La partie de la présente évaluation préalable portant sur la santé humaine est centrée sur des substances spécifiques considérées comme étant d’intérêt prioritaire, qui peuvent être séparées en deux sous-groupes : les cyanures libres/simples (HCN et NaCN) et les complexes cyanure-métal. L’évaluation préalable portant sur la santé humaine tient compte des niveaux rapportés de HCN et de cyanure total dans les aliments et les milieux de l’environnement, ainsi que de l’exposition de la population générale aux 10 cyanures due à l’utilisation de produits disponibles pour les consommateurs.

Le HCN est très soluble dans l’eau et très volatil, alors que les complexes métal-cyanure sont généralement solubles dans l’eau, mais considérés non volatils. Une fois rejeté dans l’air, le HCN se dispersera rapidement, et il est improbable qu’il s’accumule près du point de rejet. Toutefois, le HCN est considéré comme persistant dans l’air en raison de sa durée de vie atmosphérique estimée à environ six mois. Le HCN et d’autres cyanures ne sont pas considérés comme persistants dans l’eau, car ils peuvent se biodégrader ou subir une variété d’autres processus de transformation (par exemple la transformation en thiocyanate, la complexation avec le fer). Le HCN et d’autres précurseurs du cyanure libre ne sont pas considérés comme bioaccumulatifs.

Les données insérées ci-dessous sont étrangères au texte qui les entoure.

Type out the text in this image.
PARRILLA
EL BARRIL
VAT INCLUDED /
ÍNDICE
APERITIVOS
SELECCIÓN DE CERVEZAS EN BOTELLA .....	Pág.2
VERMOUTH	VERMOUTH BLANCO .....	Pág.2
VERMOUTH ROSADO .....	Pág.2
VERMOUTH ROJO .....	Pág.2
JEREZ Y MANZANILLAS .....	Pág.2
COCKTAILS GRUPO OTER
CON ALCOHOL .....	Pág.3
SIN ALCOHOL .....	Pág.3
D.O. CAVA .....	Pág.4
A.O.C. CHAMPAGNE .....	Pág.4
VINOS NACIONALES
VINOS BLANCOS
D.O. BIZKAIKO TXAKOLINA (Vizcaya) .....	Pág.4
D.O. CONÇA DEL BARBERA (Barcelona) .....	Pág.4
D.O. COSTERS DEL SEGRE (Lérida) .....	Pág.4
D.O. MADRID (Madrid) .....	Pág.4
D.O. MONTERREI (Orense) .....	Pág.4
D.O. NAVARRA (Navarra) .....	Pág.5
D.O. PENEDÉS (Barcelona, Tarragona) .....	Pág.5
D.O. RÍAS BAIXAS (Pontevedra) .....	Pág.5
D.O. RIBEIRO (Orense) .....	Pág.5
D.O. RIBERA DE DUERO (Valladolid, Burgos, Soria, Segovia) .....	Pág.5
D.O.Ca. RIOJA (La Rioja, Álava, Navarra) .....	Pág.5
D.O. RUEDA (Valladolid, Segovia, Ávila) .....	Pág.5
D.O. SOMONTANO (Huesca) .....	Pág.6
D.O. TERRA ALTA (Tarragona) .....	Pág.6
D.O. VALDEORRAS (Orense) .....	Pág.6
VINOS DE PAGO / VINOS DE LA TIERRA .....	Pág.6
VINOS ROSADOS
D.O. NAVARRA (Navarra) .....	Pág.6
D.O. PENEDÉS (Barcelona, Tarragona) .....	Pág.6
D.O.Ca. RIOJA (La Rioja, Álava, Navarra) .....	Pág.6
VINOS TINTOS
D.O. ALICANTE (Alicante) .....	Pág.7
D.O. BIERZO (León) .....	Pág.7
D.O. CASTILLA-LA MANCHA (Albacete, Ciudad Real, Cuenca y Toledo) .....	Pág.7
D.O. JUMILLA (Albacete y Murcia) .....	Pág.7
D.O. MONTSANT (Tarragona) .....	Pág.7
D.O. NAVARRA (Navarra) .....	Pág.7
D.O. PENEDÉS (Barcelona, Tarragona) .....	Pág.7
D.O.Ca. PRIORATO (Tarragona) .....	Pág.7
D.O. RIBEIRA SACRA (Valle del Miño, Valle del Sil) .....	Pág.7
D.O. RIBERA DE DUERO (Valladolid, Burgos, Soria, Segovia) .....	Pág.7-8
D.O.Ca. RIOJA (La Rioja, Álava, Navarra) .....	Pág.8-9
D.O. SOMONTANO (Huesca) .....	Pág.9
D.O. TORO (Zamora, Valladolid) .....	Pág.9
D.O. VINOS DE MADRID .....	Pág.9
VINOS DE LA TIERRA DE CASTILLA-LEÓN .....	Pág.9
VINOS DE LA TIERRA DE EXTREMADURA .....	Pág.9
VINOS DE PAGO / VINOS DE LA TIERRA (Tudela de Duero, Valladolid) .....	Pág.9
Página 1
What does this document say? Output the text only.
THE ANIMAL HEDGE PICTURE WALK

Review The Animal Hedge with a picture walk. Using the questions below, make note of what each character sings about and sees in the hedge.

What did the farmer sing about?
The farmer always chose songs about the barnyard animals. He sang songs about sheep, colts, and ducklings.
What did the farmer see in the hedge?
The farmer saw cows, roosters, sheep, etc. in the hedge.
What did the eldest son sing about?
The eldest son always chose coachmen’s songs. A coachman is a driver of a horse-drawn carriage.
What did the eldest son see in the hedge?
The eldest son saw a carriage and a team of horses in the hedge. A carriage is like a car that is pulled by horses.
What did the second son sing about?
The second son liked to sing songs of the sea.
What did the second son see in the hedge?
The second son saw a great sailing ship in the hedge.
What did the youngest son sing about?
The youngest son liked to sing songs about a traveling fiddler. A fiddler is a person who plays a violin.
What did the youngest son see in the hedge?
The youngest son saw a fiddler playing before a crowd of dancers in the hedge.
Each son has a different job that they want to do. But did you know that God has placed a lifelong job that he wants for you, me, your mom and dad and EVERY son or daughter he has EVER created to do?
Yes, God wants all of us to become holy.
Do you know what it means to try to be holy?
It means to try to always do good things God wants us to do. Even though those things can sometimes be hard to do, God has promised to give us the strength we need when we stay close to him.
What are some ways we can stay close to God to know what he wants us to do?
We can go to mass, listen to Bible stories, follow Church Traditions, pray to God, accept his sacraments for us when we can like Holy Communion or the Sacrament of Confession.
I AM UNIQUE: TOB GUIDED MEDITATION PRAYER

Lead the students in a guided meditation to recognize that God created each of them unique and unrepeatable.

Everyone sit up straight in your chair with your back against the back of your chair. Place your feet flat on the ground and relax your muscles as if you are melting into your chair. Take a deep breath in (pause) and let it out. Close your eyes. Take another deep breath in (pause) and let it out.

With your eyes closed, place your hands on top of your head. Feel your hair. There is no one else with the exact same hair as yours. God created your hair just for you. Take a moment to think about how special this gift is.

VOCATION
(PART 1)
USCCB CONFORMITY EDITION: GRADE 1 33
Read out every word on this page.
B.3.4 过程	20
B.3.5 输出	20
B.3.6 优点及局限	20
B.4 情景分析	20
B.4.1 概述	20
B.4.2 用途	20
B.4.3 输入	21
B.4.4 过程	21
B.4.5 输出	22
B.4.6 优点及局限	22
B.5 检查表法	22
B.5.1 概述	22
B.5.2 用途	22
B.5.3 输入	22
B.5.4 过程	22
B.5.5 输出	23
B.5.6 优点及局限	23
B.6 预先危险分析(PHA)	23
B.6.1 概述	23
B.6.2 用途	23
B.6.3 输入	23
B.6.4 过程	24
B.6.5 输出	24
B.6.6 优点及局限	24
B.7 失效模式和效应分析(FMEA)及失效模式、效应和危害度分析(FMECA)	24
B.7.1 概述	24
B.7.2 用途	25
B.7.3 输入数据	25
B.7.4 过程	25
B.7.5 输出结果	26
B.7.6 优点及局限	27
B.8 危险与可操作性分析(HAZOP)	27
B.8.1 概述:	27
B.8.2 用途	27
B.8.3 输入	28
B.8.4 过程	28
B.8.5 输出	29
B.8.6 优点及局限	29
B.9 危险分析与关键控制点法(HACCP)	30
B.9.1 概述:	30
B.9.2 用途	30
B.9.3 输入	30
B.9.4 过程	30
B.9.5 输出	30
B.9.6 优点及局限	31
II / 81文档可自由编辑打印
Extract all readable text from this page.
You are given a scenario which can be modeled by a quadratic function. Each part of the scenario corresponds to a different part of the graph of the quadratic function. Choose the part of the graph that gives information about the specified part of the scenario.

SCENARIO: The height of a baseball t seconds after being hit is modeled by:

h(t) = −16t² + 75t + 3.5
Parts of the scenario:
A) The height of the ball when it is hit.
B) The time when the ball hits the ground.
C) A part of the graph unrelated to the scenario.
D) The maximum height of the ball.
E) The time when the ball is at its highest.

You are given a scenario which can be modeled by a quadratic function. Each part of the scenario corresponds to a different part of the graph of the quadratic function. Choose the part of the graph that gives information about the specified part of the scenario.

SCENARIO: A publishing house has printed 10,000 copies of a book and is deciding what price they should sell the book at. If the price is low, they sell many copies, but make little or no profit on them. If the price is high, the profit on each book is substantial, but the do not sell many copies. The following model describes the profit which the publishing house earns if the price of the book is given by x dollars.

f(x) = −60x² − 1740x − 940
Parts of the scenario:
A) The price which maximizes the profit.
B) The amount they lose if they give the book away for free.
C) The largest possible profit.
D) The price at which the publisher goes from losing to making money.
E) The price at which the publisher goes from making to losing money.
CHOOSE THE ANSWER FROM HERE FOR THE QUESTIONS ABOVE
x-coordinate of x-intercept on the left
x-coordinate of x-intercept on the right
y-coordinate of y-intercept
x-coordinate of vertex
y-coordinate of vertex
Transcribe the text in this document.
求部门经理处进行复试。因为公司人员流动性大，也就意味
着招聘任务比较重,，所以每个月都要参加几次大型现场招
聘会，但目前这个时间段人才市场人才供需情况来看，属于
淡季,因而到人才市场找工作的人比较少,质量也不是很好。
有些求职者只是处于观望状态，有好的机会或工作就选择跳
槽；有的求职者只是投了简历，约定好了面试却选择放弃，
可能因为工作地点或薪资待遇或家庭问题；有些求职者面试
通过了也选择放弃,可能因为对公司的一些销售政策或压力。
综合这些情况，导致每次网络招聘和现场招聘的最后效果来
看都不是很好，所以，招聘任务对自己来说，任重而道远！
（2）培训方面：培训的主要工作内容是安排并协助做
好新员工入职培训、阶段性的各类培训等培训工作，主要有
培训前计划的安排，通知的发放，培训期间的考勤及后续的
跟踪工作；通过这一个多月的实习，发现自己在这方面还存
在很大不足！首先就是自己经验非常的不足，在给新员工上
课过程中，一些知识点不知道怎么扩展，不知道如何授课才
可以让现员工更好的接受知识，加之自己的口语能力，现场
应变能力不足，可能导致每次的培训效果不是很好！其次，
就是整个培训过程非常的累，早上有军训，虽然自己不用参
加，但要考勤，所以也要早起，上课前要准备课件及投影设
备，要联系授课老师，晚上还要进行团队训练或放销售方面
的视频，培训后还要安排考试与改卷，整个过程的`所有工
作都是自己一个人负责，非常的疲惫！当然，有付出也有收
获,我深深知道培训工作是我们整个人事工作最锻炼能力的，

La présence de cyanure libre dans des milieux environnementaux, des aliments ou des produits peut résulter de sources naturelles ou anthropiques. Un certain nombre de cyanures sont présents naturellement dans des substances pouvant être produites dans l’environnement par des processus abiotiques (par exemple la combustion) et par des biotes (par exemple les glycosides cyanogènes dans des plantes du genre Brassica). Il existe aussi de nombreuses sources ponctuelles naturelles ou anthropiques et des sources diffuses de rejet de cyanure libre dans l’air et l’eau, y compris des installations industrielles, des incendies de forêt ou d’habitation et des émissions dues aux véhicules. Des cyanures sont produits fortuitement par de nombreuses industries, dont celle de la production de fer et d’acier.

Les résultats d’une enquête réglementaire sur les 10 substances considérées comme d’intérêt prioritaire pour une évaluation indiquent que 7 de ces substances ont été importées au Canada en 2011. Les cyanures importés au Canada sont utilisés par de nombreux secteurs pour une variété d’applications, y compris comme réactifs analytiques pour le placage ou la finition de surfaces ou comme intermédiaires chimiques. Le cyanure de sodium (NaCN) est le cyanure commercial le plus important, avec une quantité importée en 2011 de 10 000 000 à 50 000 000 kg. Le NaCN est principalement utilisé comme agent d’extraction de métaux précieux (par exemple l’or) et dans une moindre mesure de métaux communs. Il peut être rejeté dans les effluents d’installations d’exploitation minière. Le ferrocyanure de tétrasodium est une autre substance d’intérêt, avec une quantité importée de 10 000 à 100 000 kg en 2011. Il est principalement utilisé comme agent antiagglomérant dans des sels de voirie. De l’acide cyanhydrique est produit fortuitement au Canada (en une quantité de 1 000 000 à 10 000 000 kg en 2011) par quelques secteurs utilisant des processus à haute température et pression, comme la production de fer et d’acier (dans des fours à coke et des hauts fourneaux dans des aciéries) qui peut conduire à des rejets de cyanures dans l’air et les eaux de surface.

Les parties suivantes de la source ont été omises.